Nick Ferrari
Nick Ferrari

Reputation: 35

How do I stop regex from matching unwanted empty strings?

Im working on a problem set to count sentences. I decided to implement by using regular expressions to split the string at the characters "?, ., !". When I pass my text to re.split, it is including an empty string at the end of the list.

source code:

from cs50 import get_string
import re


def main():
    text = get_string("Text: ")
    cole_liau(text)


# Implement 0.0588 * L - 0.296 * S - 15.8; l = avg num of letters / 100 words , S = avg num of sentences / 100 words
def cole_liau(intext):

    words = []
    letters = []

    sentences = re.split(r"[.!?]+", intext)
    print(sentences)
    print(len(sentences))

main()

Output:

Text: Congratulations! Today is your day. You're off to Great Places! You're off and away!

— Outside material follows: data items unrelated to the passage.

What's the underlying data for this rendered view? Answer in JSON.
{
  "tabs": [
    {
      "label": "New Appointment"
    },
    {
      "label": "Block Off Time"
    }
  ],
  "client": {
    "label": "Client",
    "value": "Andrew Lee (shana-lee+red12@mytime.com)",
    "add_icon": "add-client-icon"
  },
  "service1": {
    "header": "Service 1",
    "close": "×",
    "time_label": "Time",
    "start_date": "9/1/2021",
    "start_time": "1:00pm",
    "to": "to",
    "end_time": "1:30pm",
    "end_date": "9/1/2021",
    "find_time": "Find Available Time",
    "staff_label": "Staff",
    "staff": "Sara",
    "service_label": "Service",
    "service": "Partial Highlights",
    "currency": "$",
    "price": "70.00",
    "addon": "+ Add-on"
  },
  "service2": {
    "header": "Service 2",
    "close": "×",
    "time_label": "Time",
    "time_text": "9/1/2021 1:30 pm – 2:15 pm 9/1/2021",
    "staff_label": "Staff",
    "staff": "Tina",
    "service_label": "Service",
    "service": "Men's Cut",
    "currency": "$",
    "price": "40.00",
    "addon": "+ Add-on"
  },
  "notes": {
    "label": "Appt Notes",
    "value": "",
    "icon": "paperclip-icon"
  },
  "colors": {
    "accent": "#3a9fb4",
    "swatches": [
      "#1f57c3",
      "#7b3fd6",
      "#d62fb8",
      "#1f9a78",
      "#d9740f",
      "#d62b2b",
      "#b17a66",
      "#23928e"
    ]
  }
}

['Congratulations', ' Today is your day', " You're off to Great Places", " You're off and away", '']

5

I tried adding the + expression to make sure it was matching at least 1 [.!?] but that did not work either.

Upvotes: 2

Views: 175

Answers (2)

totok
totok

Reputation: 1500

re.split is working fine here. You have a ! at the end of the last sentence, so it will split the text before (a sentence), and after (a null character).

You can just add [:-1] at the end of your line to remove the last element of the list :

sentences = re.split(r"[.!?]+", intext)[:-1]

Output :

['Congratulations', ' Today is your day', " You're off to Great Places", " You're off and away"]

Upvotes: 1

Jan
Jan

Reputation: 43169

You may use a comprehension:

def cole_liau(intext):

    words = []
    letters = []

    sentences = [sent for sent in re.split(r"[.!?]+", intext) if sent]
    print(sentences)
    print(len(sentences))

Which yields

['Congratulations', ' Today is your day', " You're off to Great Places", " You're off and away"]
4

As to why re.split() returns an empty string, see this answer.